A special thank you to Kensington and NetGalley for this ARC in exchange for an honest review.
This story is really well paced. It has a nice flow to it and moves well. It is fast in the sense that a lot is happening in each chapter, however, it is also well balanced. The voice of the narrator feels calming and enthralling even in the chaos. I felt drawn into the narrative from the start and was mesmerized by the narrator’s voice which is why I fell in love with the story right from the start.
The writing is beautiful. I got lost in the story and in Noah’s life. I love how the writer portrayed the relationship between Noah and April. For instance, I loved how in Noah’s eyes April was a goddess no matter what she did (this relationship reminded me of he notebook). The writing is quite convincing.
Noah is the main narrator in the story. He tells the story in two main timelines, the past and the present. His narrative starts off with April being in a comma and a murder suspect. As Noah rushes off to help April, he also narrates about their past. He explains about his relationship with her from the first time that he saw her twenty years ago. The narrative on the ups and downs of the relationship through the years helps provide a background to the current happenings.
The interesting bit is that there is a third narrator whose identity is not immediately revealed. In between Noah’s narrative, the second narrator’s story would come up mainly through sessions with a therapist. At first, this really nagged me and I found the narration annoying and interfering with Noah’s narrative. However, it soon became apparent that this was an important part of the story as this character is tied to the main narrative. One of the main twists in this book concerns this narrator and their relationship with the main characters. I admit that I didn’t see that coming. Through the story, I kept trying to guess the identity and role of this narrator but I was so wrong.
I loved the characterization in The Beauty of the End by Debbie Howells. Noah and April are so damaged, fighting their own demons but they are sympathetic characters and so it was easy for me to connect with them. Their flaws were endearing instead of being repulsive.
There are different themes in this story. There was love, abuse, murder, rape and deceit. It was hard to guess how everything would unravel. I really liked how the author built the suspense with wonderful twists along the way and then tied up everything at the end.

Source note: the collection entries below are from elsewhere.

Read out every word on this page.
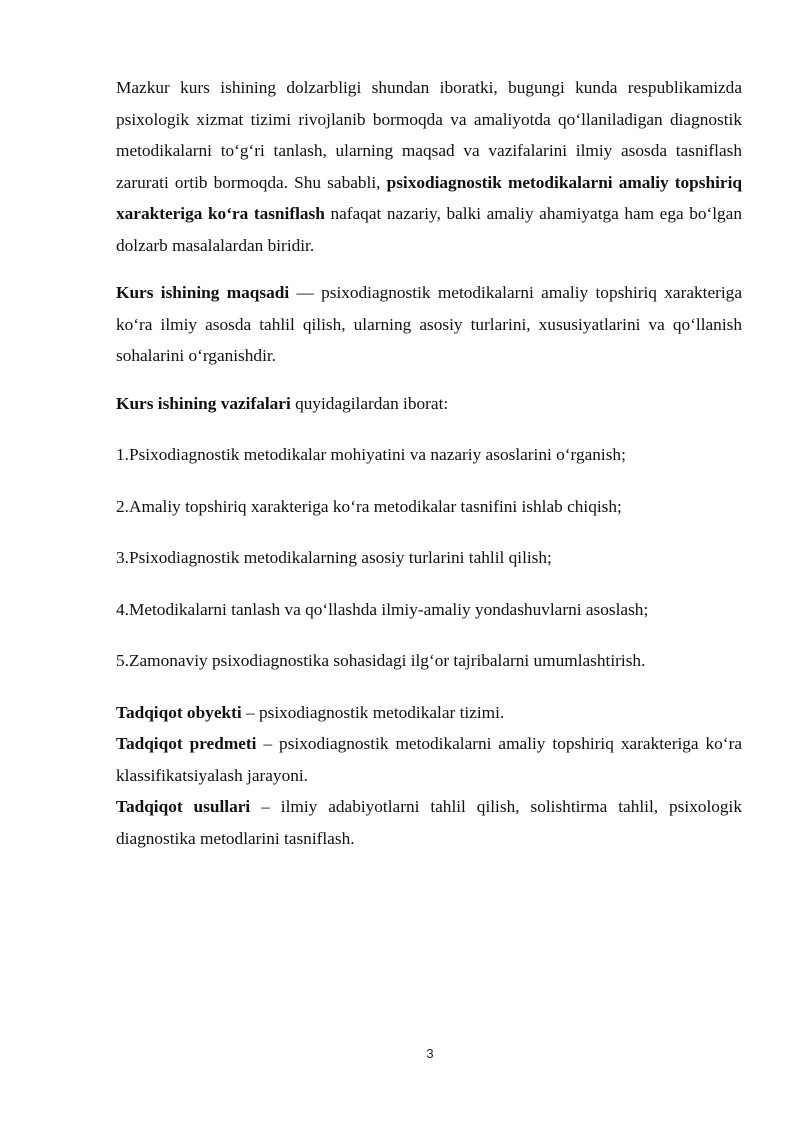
Mazkur kurs ishining dolzarbligi shundan iboratki, bugungi kunda respublikamizda psixologik xizmat tizimi rivojlanib bormoqda va amaliyotda qo‘llaniladigan diagnostik metodikalarni to‘g‘ri tanlash, ularning maqsad va vazifalarini ilmiy asosda tasniflash zarurati ortib bormoqda. Shu sababli, psixodiagnostik metodikalarni amaliy topshiriq xarakteriga ko‘ra tasniflash nafaqat nazariy, balki amaliy ahamiyatga ham ega bo‘lgan dolzarb masalalardan biridir.

Kurs ishining maqsadi — psixodiagnostik metodikalarni amaliy topshiriq xarakteriga ko‘ra ilmiy asosda tahlil qilish, ularning asosiy turlarini, xususiyatlarini va qo‘llanish sohalarini o‘rganishdir.

Kurs ishining vazifalari quyidagilardan iborat:

1.Psixodiagnostik metodikalar mohiyatini va nazariy asoslarini o‘rganish;

2.Amaliy topshiriq xarakteriga ko‘ra metodikalar tasnifini ishlab chiqish;

3.Psixodiagnostik metodikalarning asosiy turlarini tahlil qilish;

4.Metodikalarni tanlash va qo‘llashda ilmiy-amaliy yondashuvlarni asoslash;

5.Zamonaviy psixodiagnostika sohasidagi ilg‘or tajribalarni umumlashtirish.

Tadqiqot obyekti – psixodiagnostik metodikalar tizimi.

Tadqiqot predmeti – psixodiagnostik metodikalarni amaliy topshiriq xarakteriga ko‘ra klassifikatsiyalash jarayoni.

Tadqiqot usullari – ilmiy adabiyotlarni tahlil qilish, solishtirma tahlil, psixologik diagnostika metodlarini tasniflash.

3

I enjoyed reading this book and wouldn’t hesitate to recommend The Beauty of the End by Debbie Howells. This book is perfect for readers of suspense novels. If you fancy a good love story with the right amount of twists, mystery and tragedy then this one is for you.
About the Book
Title: The Beauty of the End
Author: Debbie Howells
Hardcover, 320 pages
Expected publication: July 26th 2016 by Kensington
My Rating: 5 Stars!
ps: The two quotes used in this review were in the book.